Setembro se aproxima e a agenda cultural da cidade está a todo vapor! Exposições aclamadas pelo público continuam em cartaz e novas mostras estão de portas abertas. O InfoArt fez uma seleção do que você não pode perder em São Paulo neste mês, programe-se!

1. “Histórias das Mulheres” e “Histórias Feministas: artistas depois de 2000”



Kaj Osteroth & Lydia Hamann, Admiring Polvo de Gallina Negra, Mistresses of Feminist Art, 2016. Óleo sobre tela, 115 x 160 cm. Cortesia das artistas . Crédito: Smina Bluth

Museu de Arte deSão Paulo Assis Chateaubriand(MASP) apresenta as mostras “Histórias das Mulheres” e “Histórias Feministas: artistas depois de 2000” que ficam em cartaz de 22 de agosto a 17 de novembro. As mostras são fruto do eixo temático homônimo escolhido pelo MASP para nortear as exposições do ano que tem por objetivo resgatar e difundir o trabalho de artistas mulheres, além de refletir sobre possíveis desdobramentos do feminismo nas artes visuais. Leia mais.

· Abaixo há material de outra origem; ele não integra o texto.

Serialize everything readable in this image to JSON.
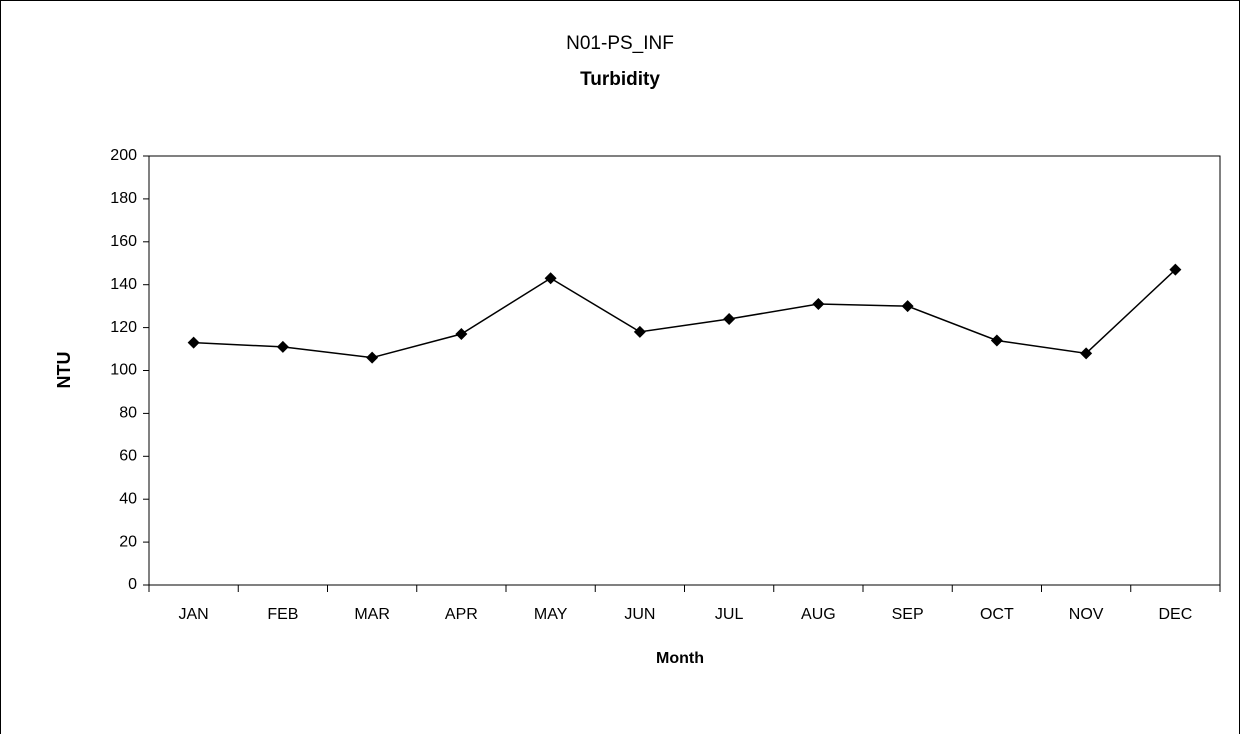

2.“Daniel Senise: Todos os santos”
Instituto Tomie Ohtake apresenta “Daniel Senise: Todos os santos”, a mostra fica em cartaz de 27 de agosto a 13 de outubro e reúne obras inéditas ou pouco vistas do artista carioca que expõe suas intervenções sobre ampliações fotográficas. 
A curadora, Daniela Labra, afirma que a exposição revela um “imbricamento de linguagens” que é fruto do pensamento pictórico do artista. “Desdobram sobre superfícies e imagens fotográficas o discurso acerca de memória, espacialidade, representação, materialidade, história da arte ocidental e filosofia que definem a pós-pintura de Daniel Senise”, comenta. Leia mais.

3.”Arte Atual: Jamais me olharás lá de onde te vejo”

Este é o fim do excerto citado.